Yes this new trend of guns, knives and, drugs is really taking the world by suprise.

I LOVE how the general tone of the article and of the people interviewed places the entire responsibility of a small buisinesses security firmly on the shoulders of the government. Of course the government asked for this when they took away the tools of defense from the people. Thats just the sort of backlash we were expecting i.e. "take away my guns and my defense becomes your problem". Im sure that there is a new law already in the works to "solve" this issue. Im thinking something along the lines of: "store-keepers are now required to surrender all demanded goods and monies to thieves without question and MUST treat that person with the same coutesy afforded a customer and offer the keys to their personal conveyence and an evening with their spouse under penalty of law". That should take care of it.
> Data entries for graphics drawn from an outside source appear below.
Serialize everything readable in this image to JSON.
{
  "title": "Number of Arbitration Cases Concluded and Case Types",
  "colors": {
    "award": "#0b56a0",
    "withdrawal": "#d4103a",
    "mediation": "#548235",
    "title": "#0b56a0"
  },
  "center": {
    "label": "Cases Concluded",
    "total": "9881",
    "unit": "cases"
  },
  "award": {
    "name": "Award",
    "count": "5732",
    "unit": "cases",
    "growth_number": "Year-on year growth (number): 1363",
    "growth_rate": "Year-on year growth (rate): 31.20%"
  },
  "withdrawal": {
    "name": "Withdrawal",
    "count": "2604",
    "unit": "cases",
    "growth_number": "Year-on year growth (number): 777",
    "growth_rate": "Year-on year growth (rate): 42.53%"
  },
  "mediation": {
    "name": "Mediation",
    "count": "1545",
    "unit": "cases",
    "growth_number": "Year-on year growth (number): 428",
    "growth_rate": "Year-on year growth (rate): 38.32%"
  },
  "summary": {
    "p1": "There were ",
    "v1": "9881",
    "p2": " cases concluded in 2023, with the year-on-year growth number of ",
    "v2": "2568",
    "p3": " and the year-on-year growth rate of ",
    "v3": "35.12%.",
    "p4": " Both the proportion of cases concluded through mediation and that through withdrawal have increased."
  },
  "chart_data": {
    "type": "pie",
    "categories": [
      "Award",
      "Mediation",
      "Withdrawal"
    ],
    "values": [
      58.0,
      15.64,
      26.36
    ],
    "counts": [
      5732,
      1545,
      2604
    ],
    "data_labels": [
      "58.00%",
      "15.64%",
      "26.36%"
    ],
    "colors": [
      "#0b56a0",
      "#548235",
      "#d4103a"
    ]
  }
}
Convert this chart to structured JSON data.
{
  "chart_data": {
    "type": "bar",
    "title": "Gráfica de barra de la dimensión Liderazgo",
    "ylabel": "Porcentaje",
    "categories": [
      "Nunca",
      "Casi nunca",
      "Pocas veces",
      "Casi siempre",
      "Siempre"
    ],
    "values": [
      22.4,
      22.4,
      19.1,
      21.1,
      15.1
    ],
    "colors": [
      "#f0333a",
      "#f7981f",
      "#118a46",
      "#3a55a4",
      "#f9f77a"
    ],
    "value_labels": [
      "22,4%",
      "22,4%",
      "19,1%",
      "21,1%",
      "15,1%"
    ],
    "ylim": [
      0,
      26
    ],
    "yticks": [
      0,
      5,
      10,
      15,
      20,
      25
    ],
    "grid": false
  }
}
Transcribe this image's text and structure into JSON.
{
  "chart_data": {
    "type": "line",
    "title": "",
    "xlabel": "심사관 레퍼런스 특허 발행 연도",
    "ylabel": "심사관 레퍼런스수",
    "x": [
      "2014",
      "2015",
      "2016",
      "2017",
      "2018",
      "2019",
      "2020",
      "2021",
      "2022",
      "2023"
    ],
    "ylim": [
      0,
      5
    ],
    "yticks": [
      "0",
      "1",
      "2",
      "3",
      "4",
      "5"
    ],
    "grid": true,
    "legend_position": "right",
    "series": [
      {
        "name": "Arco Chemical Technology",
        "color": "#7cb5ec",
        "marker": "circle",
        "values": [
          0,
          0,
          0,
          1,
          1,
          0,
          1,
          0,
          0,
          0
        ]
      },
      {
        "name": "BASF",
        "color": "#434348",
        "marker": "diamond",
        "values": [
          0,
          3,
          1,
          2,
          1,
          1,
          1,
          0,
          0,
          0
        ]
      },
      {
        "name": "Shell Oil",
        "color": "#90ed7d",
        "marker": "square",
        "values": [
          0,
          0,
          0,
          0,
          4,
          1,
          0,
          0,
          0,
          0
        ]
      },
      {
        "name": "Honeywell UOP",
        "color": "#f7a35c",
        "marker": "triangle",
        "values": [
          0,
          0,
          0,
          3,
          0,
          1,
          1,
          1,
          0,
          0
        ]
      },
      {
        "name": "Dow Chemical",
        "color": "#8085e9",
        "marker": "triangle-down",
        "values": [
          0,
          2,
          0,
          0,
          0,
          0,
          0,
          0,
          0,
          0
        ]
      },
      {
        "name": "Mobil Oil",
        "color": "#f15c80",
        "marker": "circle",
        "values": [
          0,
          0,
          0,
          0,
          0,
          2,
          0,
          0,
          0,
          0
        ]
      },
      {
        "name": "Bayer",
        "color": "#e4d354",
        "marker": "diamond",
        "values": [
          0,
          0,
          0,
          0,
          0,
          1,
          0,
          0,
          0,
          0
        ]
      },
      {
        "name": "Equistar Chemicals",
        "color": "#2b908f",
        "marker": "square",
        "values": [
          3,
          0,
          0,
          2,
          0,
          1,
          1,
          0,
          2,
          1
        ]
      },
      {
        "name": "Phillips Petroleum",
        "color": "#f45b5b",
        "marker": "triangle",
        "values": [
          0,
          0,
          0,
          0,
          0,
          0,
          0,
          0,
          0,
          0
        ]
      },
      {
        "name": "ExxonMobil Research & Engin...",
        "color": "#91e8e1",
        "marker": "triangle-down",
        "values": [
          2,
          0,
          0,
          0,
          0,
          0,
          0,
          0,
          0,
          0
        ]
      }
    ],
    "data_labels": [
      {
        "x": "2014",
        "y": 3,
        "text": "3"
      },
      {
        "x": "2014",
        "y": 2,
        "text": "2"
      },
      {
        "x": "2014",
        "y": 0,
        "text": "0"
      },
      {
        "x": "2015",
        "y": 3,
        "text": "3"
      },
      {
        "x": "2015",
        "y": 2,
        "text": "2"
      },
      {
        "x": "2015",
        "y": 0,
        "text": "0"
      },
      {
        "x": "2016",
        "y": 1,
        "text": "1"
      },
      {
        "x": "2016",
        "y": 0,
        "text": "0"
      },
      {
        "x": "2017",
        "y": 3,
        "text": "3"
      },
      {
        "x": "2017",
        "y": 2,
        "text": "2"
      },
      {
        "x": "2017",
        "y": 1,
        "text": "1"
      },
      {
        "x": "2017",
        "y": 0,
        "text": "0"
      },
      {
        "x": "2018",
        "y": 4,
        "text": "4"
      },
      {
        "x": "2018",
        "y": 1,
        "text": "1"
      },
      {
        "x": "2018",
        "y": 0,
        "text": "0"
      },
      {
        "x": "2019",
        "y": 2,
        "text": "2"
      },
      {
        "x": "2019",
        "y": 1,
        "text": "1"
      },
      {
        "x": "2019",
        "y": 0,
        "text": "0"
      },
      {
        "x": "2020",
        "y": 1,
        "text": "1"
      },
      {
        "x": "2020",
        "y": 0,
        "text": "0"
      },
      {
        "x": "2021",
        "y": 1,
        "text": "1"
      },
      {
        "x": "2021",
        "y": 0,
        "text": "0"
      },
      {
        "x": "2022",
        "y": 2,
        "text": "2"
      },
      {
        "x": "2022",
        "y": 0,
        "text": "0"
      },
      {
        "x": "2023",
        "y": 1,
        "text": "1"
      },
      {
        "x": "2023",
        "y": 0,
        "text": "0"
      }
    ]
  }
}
Even in America, I am pretty sure that most company policies forbid the posession of weapons (ie firearms) upon company property.

This is true for chain stores like 7-11 and AM/PM but most certainly NOT the case in mom and pop type stores (which i think the article is primarily talking about). Think back to the pictures from the LA riots of store owners standing visibly armed protecting their property. Pictures like those help me remember that no matter how bad things get you really cant keep down the American Spirit.